While many choose different paths for their retirement, there is one thing that stays constant: taxes. No, taxes don’t stop once you’re retired. They’re probably even more important to keep an eye on during retirement as you’re on a fixed income—meaning you don’t want to pay the IRS any more than need be. Let’s start with the basics—what’s taxable and what isn’t? The short answer is basically everything. This includes work income, regular investments, IRAs and 401(k)s. When you’re planning for retirement it’s important to understand exactly what and how things are taxed. Whether you’re just starting the planning process or already retired, there are things you can do to lower your taxes and keep more of your hard-earned money.
1. Have a variety of retirement accounts.
By having a diverse pool of retirement accounts, you can use them to balance your withdrawals in a tax-friendly way. If you have a mix of taxable and non-taxable accounts, you can pull from your non-taxable accounts when your income is high and draw from the taxable accounts when it’s lower. Basically, you want to draw money from your sources in a way that cuts your taxes in the best way possible.
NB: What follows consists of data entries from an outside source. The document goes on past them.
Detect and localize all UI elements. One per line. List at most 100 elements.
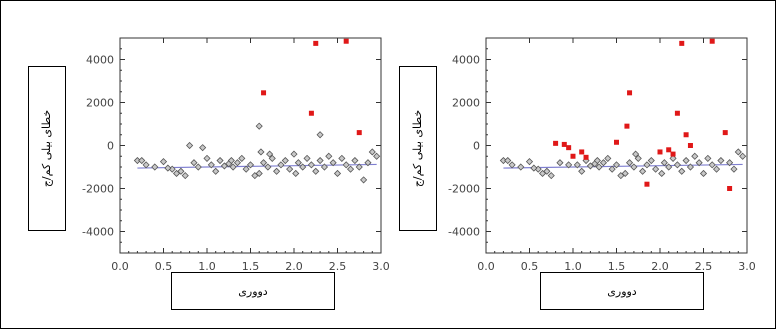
- chart2-outlier-point: [722, 130, 728, 136]
- chart2-y-tick-label: -2000: [448, 183, 480, 196]
- chart2-data-point: [604, 154, 612, 162]
- chart1-data-point: [227, 156, 235, 165]
- chart2-outlier-point: [727, 186, 733, 191]
- chart1-data-point: [142, 161, 150, 169]
- chart1-x-tick-label: 2.0: [285, 260, 303, 273]
- chart2-data-point: [682, 156, 690, 165]
- chart2-data-point: [621, 169, 629, 178]
- chart2-outlier-point: [687, 143, 693, 148]
- y-axis-label-box-left: خطای بیلی کم/ج: [28, 66, 66, 231]
- chart1-data-point: [355, 163, 363, 171]
- chart2-data-point: [547, 172, 555, 180]
- chart2-outlier-point: [674, 110, 680, 116]
- chart2-y-tick-label: -4000: [448, 226, 480, 239]
- chart1-data-point: [307, 161, 315, 169]
- chart2-data-point: [726, 159, 734, 167]
- chart2-data-point: [639, 167, 647, 175]
- chart1-data-point: [342, 161, 350, 169]
- chart1-data-point: [325, 152, 333, 160]
- chart2-data-point: [595, 163, 603, 171]
- chart2-x-tick-label: 2.5: [695, 260, 713, 273]
- chart2-data-point: [504, 156, 512, 165]
- chart1-data-point: [186, 141, 194, 150]
- chart2-data-point: [658, 169, 666, 178]
- chart1-data-point: [266, 150, 274, 158]
- chart1-data-point: [303, 154, 311, 162]
- chart2-data-point: [578, 167, 586, 175]
- chart1-x-tick-label: 1.0: [198, 260, 216, 273]
- chart2-outlier-point: [679, 40, 685, 46]
- chart1-x-tick-label: 2.5: [329, 260, 347, 273]
- chart1-data-point: [286, 165, 294, 173]
- chart1-data-point: [316, 156, 324, 165]
- chart1-data-point: [151, 163, 159, 171]
- chart2-outlier-point: [709, 38, 715, 44]
- chart1-data-point: [316, 131, 324, 139]
- chart2-outlier-point: [614, 139, 619, 145]
- chart2-outlier-point: [579, 149, 585, 155]
- chart2-data-point: [565, 161, 573, 169]
- chart1-data-point: [259, 159, 268, 167]
- chart1-data-point: [368, 148, 376, 156]
- chart2-data-point: [730, 165, 738, 173]
- chart1-data-point: [246, 161, 255, 169]
- chart1-data-point: [138, 156, 146, 165]
- chart1-data-point: [212, 167, 220, 175]
- chart2-data-point: [673, 161, 681, 169]
- chart2-data-point: [612, 161, 621, 169]
- chart1-data-point: [181, 172, 189, 180]
- x-axis-label-left: دووری: [238, 284, 268, 298]
- chart1-data-point: [257, 148, 265, 156]
- chart1-plot-area: [119, 37, 382, 254]
- chart1-data-point: [199, 144, 207, 152]
- chart2-y-tick-label: 4000: [452, 54, 480, 67]
- chart1-data-point: [159, 158, 168, 166]
- chart2-data-point: [695, 159, 703, 167]
- chart1-data-point: [194, 163, 202, 171]
- chart1-data-point: [320, 163, 329, 171]
- chart2-plot-area: [485, 37, 748, 254]
- chart2-data-point: [678, 167, 686, 175]
- chart2-data-point: [660, 159, 668, 167]
- chart1-data-point: [190, 159, 198, 167]
- chart2-data-point: [652, 165, 660, 173]
- chart1-outlier-point: [261, 90, 267, 96]
- y-axis-label-box-right: خطای بیلی کم/ج: [399, 66, 437, 231]
- chart1-outlier-point: [343, 38, 349, 44]
- chart1-outlier-point: [313, 40, 319, 46]
- chart2-outlier-point: [583, 154, 589, 160]
- chart2-data-point: [543, 167, 551, 175]
- chart1-y-tick-label: 2000: [86, 97, 114, 110]
- chart2-data-point: [643, 161, 651, 169]
- chart2-data-point: [734, 148, 742, 156]
- x-axis-label-box-right: دووری: [540, 272, 704, 310]
- chart1-data-point: [333, 169, 342, 178]
- chart1-x-tick-label: 1.5: [242, 260, 260, 273]
- chart2-outlier-point: [566, 145, 572, 151]
- chart1-data-point: [281, 156, 289, 165]
- chart1-data-point: [292, 169, 300, 178]
- chart1-data-point: [299, 163, 307, 171]
- chart2-x-tick-label: 1.0: [564, 260, 582, 273]
- chart2-data-point: [699, 169, 708, 178]
- chart2-outlier-point: [553, 140, 559, 146]
- chart1-y-tick-label: -2000: [82, 183, 114, 196]
- chart2-y-tick-label: 0: [473, 140, 480, 153]
- chart2-outlier-point: [657, 149, 663, 155]
- chart1-outlier-point: [356, 130, 362, 136]
- chart2-data-point: [632, 150, 640, 158]
- chart1-y-tick-label: 4000: [86, 54, 114, 67]
- chart2-data-point: [593, 156, 601, 165]
- chart2-outlier-point: [666, 147, 672, 153]
- chart2-data-point: [608, 165, 616, 173]
- chart1-data-point: [233, 159, 242, 167]
- chart1-data-point: [264, 163, 272, 171]
- chart2-outlier-point: [683, 132, 689, 138]
- chart1-y-tick-label: 0: [107, 140, 114, 153]
- chart2-data-point: [712, 165, 721, 173]
- chart2-data-point: [708, 161, 716, 169]
- chart1-data-point: [268, 154, 276, 162]
- y-axis-label-left: خطای بیلی کم/ج: [40, 109, 54, 188]
- chart2-x-tick-label: 0.5: [521, 260, 539, 273]
- chart2-data-point: [525, 158, 534, 166]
2. Minimize taxes on Social Security.
Depending on your income, your Social Security benefits can be taxed. If you’re single and your income is less than $25,000, or if you’re married and your income is less than $32,000, your benefits aren’t taxable. If you make more than this amount, you can be taxed on up to 85% of your benefits. You can avoid this by either not working, only working enough to make less than the amounts listed above or by delaying your benefits for as long as possible.
3. Plan for estate taxes.
Estate planning can be complicated, but avoiding it can result in a nightmare for your loved ones. It’s important to have a plan in place that’s mindful of estate tax—it can be as high as 40%. Considering this, structuring your estate plan in a way that reduces the amount of potential taxes your estate will owe is crucial. Proper planning can keep your assets in the hands of your heirs and not tax collectors.
4. Pay off your mortgage before retiring.
A great way to minimize your expenses and therefore taxes, is to pay off your mortgage before retiring. A mortgage payment is often a person’s largest monthly expense. By eliminating this expense, you’ll reduce how much income you’ll need to achieve within a tax year. It will also allow you to have more flexibility in retirement as it’s difficult to minimize your taxes when you need to withdraw a large amount of money each month to pay your mortgage. However, we know that for some this is no easy feat. Another option is to try and get your mortgage payment down as much as possible.
5. Choose where you live wisely.
Some retirees decide to relocate for various reasons—wanting to be closer to family or friends, wanting better weather or perhaps for a change of pace/scenery. Whatever the reason is, it’s important to be smart when choosing this location as it can affect your taxes. Some states have lower income levies combined with fair rates for sales and property taxes, while others don’t impose income taxes at all! While taxes shouldn’t be an end-all be-all reason for moving somewhere, they’re worth taking into consideration.